Data privacy campaigner Max Schrems has signed up 25,000 people to the legal case alleging that the way the social networking site monitors its members' activity is in breach of European Union (EU) law. Since Mr Schrems launched the campaign, 7,000 users a day from over 100 countries have registered their support but the lawyer stated that he would be restricting it to 25,000 so as to verify each account.
Facebook has been in hot water over its privacy policies in recent years. Earlier in July, the social networking site was subject of a UK investigation by regulators to determine whether it had broke data protection laws following a psychological study. Facebook conducted a test, without user consent, where it would "manipulate" the news feeds of 700,000 users to control the emotional expressions they were exposed to.

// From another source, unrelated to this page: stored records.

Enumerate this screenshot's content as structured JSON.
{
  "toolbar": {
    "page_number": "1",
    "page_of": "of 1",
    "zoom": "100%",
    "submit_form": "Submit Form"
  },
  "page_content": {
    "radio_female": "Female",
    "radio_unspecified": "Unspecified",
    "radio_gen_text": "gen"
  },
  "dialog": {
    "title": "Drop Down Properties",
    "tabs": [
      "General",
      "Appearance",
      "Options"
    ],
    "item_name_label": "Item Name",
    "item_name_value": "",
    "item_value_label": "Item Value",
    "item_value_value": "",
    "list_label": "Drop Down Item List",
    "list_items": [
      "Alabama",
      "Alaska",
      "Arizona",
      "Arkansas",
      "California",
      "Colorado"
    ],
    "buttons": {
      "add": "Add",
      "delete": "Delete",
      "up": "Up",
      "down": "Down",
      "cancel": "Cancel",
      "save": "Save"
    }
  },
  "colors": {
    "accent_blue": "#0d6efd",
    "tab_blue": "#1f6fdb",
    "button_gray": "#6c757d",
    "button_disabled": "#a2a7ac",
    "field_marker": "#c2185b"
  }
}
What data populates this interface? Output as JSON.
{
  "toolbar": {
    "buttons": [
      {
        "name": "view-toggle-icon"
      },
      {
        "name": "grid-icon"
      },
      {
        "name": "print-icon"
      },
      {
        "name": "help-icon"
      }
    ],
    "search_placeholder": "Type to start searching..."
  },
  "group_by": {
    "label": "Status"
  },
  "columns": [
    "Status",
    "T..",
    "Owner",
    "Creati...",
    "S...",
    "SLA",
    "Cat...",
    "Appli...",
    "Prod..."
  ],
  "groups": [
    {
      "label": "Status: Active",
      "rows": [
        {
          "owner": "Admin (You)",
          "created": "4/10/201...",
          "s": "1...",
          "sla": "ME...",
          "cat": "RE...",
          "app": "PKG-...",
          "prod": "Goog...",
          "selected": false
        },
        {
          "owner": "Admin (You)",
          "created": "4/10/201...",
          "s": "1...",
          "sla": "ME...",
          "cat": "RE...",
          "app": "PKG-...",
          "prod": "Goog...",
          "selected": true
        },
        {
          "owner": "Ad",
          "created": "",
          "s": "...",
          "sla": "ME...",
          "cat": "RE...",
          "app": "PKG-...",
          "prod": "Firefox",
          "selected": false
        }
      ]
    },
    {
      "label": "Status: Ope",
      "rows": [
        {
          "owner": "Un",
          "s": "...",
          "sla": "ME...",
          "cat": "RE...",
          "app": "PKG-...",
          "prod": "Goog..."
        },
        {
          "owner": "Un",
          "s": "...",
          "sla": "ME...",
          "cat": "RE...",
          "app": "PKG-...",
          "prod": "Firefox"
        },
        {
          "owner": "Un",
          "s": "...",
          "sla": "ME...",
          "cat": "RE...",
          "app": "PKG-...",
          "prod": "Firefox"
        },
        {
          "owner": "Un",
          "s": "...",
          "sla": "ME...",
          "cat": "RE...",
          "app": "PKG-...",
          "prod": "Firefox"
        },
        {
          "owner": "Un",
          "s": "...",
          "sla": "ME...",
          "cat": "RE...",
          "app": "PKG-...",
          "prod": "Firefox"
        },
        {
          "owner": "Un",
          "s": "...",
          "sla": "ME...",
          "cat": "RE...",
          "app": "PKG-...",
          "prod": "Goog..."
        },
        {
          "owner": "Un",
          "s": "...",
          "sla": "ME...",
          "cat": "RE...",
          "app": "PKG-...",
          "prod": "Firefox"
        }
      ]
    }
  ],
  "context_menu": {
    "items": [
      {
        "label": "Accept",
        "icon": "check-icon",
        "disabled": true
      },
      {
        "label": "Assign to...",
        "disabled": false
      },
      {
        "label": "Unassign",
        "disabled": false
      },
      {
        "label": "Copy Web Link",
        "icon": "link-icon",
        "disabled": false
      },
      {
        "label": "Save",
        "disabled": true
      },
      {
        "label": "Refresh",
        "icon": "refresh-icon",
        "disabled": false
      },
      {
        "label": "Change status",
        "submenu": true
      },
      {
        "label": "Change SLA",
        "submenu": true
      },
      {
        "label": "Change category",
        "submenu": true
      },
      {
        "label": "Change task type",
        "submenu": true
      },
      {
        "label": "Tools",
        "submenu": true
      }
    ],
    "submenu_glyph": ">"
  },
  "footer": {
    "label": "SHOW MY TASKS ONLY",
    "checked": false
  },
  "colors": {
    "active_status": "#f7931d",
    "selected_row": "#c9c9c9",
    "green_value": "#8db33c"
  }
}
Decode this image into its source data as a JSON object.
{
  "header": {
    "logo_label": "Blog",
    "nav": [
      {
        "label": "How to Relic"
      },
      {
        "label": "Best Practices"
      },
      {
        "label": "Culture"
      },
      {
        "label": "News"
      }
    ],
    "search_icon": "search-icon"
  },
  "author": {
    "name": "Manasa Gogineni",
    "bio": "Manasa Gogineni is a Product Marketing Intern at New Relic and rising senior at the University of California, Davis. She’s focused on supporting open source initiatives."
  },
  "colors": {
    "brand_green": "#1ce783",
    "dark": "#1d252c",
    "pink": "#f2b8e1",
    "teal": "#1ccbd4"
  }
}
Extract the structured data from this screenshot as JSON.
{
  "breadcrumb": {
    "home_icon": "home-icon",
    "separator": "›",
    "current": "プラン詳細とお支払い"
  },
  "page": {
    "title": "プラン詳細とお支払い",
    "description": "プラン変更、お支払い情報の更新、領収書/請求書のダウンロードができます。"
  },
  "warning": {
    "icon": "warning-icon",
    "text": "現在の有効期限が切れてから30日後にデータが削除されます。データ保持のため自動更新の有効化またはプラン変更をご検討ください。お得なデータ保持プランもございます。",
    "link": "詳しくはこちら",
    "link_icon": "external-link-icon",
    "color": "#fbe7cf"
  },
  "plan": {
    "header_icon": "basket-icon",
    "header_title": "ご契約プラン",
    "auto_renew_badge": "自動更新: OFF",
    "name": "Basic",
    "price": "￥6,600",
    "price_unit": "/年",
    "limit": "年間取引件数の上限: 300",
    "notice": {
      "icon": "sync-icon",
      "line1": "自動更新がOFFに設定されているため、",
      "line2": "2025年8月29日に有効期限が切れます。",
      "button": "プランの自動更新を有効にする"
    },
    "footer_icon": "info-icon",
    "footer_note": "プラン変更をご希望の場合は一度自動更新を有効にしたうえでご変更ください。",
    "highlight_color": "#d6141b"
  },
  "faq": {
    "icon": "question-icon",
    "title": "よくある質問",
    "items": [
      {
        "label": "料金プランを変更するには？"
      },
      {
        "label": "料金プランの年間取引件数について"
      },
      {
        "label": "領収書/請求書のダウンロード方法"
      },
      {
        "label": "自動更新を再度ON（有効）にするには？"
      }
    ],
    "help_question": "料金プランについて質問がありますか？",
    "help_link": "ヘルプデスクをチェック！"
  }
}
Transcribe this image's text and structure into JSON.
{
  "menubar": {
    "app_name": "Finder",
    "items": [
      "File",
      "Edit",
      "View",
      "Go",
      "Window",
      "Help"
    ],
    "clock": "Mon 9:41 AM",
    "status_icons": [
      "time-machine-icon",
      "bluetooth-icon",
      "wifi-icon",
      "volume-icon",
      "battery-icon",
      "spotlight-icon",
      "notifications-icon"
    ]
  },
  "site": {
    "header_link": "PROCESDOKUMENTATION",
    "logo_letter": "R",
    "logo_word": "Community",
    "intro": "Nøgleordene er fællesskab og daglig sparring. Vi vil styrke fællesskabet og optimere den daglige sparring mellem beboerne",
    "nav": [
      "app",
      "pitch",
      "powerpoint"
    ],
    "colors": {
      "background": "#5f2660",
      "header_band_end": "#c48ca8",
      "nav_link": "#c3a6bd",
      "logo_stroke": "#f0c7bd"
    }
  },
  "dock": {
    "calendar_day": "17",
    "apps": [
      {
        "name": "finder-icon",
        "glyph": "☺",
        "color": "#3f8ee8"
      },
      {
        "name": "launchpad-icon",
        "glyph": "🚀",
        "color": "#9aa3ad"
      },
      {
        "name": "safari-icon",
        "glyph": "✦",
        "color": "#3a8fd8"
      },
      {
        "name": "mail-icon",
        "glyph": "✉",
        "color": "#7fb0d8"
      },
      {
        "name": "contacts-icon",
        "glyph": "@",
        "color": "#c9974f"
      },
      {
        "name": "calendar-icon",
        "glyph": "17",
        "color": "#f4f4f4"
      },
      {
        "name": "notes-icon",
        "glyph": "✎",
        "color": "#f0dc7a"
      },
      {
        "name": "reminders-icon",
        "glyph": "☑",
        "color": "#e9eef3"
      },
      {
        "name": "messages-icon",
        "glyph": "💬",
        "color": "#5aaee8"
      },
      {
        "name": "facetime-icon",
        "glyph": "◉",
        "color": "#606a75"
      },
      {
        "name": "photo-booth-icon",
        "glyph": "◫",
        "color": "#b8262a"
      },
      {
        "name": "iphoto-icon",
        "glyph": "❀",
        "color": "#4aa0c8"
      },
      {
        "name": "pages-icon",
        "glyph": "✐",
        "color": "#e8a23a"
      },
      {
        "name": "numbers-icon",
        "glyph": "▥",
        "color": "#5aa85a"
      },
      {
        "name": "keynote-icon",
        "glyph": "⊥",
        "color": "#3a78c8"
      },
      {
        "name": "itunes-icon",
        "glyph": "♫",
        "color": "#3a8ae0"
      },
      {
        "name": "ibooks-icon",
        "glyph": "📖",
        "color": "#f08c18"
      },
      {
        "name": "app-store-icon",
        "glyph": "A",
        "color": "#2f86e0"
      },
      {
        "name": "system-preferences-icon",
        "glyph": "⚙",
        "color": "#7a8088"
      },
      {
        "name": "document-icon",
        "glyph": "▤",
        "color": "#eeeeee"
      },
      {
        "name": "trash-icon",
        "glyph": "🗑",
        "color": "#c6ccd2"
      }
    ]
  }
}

The research was conducted to determine whether a person's mood could be affected by the type of information they see on their newsfeed every day. While Facebook believed it would provide an insight into posting behaviours, the Financial Times and The Register quoted the Information Commissioner's Office (ICO) as saying that it would be contacting Ireland's data protection regulator over the issue.
Mr Schrems' lawsuit focuses on a series of allegations that Facebook broke EU privacy laws through a number of new additions to its services. The legal case will assess the introduction of Graph Search, allowing users to track other members' activity on the site, external website tracking and big data analysis.
The lawyer is looking to receive €500 (£396) in damages for each of the 25,000 members signed up, should he win the case.